Die ersten beiden Wochen in Bergen sind vorüber. Schöne Wochen. Noch haben weder Uni noch Arbeit ein großen Teil des Alltags eingenommen, dementsprechend viel Zeit bleibt für anderes - die Berge rufen weiterhin ob zum Wandern oder ein bißchen Klettern, nun aber auch das Meer - besonders das Kayakfahren bietet sich an und nun, dass Christine mit ihrem Auto hier ist, ist auch baden fahren drin. War ein richtiggehener Sonntagsausflug heute, der zufälligerweise beim botanischen Garten Milde endete - dort gibt es einen Moosgarten, den wir leider vor lauter japanischen Pflänzchen und wahrscheinlich auch Moos nicht gefunden haben. Aber Rhododendronbüsche in Mengen - wann blühen die? Muss großartig sein!
Aber ich bin ja nicht zuletzt zum studieren hier und habe dieses Semester 4 Kurse - Gezeiten, Dynamische Ozeanographie, Turbulenz und Datenanalyse.

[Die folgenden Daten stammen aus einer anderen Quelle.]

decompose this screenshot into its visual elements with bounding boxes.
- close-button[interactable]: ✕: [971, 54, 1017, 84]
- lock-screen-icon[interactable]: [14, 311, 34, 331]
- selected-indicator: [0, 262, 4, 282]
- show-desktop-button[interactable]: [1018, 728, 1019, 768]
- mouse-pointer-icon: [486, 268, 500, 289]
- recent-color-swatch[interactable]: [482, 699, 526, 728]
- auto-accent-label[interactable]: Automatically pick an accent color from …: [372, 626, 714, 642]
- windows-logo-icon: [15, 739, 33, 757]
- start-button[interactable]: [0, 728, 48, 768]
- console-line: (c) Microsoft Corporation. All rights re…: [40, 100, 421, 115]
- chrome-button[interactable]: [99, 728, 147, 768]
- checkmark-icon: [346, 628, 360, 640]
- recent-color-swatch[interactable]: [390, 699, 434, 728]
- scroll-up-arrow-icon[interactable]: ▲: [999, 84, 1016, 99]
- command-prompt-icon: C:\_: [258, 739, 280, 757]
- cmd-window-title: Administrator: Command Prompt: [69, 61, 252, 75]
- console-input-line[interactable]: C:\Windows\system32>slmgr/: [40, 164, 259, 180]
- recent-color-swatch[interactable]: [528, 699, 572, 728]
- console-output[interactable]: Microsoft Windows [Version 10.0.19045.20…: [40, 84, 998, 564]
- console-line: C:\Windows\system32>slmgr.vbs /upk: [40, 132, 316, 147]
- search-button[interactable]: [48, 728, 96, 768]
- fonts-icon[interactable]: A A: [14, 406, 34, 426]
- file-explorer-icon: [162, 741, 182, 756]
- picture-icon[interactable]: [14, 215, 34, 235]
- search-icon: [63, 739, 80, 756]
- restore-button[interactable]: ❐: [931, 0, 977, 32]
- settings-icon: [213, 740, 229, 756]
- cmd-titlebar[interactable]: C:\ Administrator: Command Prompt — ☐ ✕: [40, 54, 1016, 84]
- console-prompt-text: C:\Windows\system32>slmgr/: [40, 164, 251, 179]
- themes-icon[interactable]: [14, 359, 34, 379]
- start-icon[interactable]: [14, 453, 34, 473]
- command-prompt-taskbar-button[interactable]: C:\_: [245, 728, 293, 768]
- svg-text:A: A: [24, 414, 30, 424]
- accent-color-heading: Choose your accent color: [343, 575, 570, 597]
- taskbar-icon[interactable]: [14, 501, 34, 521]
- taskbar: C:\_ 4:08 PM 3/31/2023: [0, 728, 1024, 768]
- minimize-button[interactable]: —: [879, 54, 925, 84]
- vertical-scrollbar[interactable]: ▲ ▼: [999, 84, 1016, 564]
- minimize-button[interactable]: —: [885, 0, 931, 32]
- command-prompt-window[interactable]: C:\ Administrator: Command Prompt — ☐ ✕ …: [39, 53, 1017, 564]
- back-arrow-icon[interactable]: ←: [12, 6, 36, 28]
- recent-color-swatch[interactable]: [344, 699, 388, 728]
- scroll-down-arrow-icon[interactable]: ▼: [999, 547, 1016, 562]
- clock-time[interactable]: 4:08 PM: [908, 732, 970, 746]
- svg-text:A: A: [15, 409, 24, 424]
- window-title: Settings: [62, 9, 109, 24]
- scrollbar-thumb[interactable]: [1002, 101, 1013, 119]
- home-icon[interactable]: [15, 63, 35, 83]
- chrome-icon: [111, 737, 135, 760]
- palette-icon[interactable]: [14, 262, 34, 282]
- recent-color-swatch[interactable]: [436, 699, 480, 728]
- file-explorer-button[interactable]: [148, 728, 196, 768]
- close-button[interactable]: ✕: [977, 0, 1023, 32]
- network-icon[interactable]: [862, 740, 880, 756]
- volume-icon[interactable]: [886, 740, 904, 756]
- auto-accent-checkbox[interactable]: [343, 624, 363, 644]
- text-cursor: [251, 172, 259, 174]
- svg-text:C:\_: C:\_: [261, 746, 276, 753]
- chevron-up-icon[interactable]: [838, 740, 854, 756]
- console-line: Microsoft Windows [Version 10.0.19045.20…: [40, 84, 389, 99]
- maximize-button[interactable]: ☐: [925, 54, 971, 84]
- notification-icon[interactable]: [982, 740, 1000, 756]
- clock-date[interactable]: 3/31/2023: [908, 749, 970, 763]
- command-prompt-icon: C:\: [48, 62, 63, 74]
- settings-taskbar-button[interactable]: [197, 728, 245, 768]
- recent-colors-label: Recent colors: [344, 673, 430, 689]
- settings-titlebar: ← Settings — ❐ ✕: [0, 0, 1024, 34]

Wird schon ein bißchen was zu tun sein. Zumal ich bald 2 Tage pro Woche arbeite - beim Nansenzentrum für Fernerkundung, wo ich mich voraussichtlich dem Studium einer Polynya bei Spitzbergen widmen werde. Ich freue mich darauf.
Norwegen ist klein, ist ja keine Überraschung, aber Norwegen und besonders die Spitzbergen-"Gemeinschaft" sind doch ein Dorf - wusste ich ja schon, aber die Zufälle häufen sich. Werde für bzw. mit jemandem arbeiten, den ich zufällig schon kannte und mit dem ich zufällig wandern war und der mir wahrscheinlich mein Snowmobile abkaufen wird - welches zufällig sein altes ist... Bringt mich dann doch zum erstaunt schmunzeln.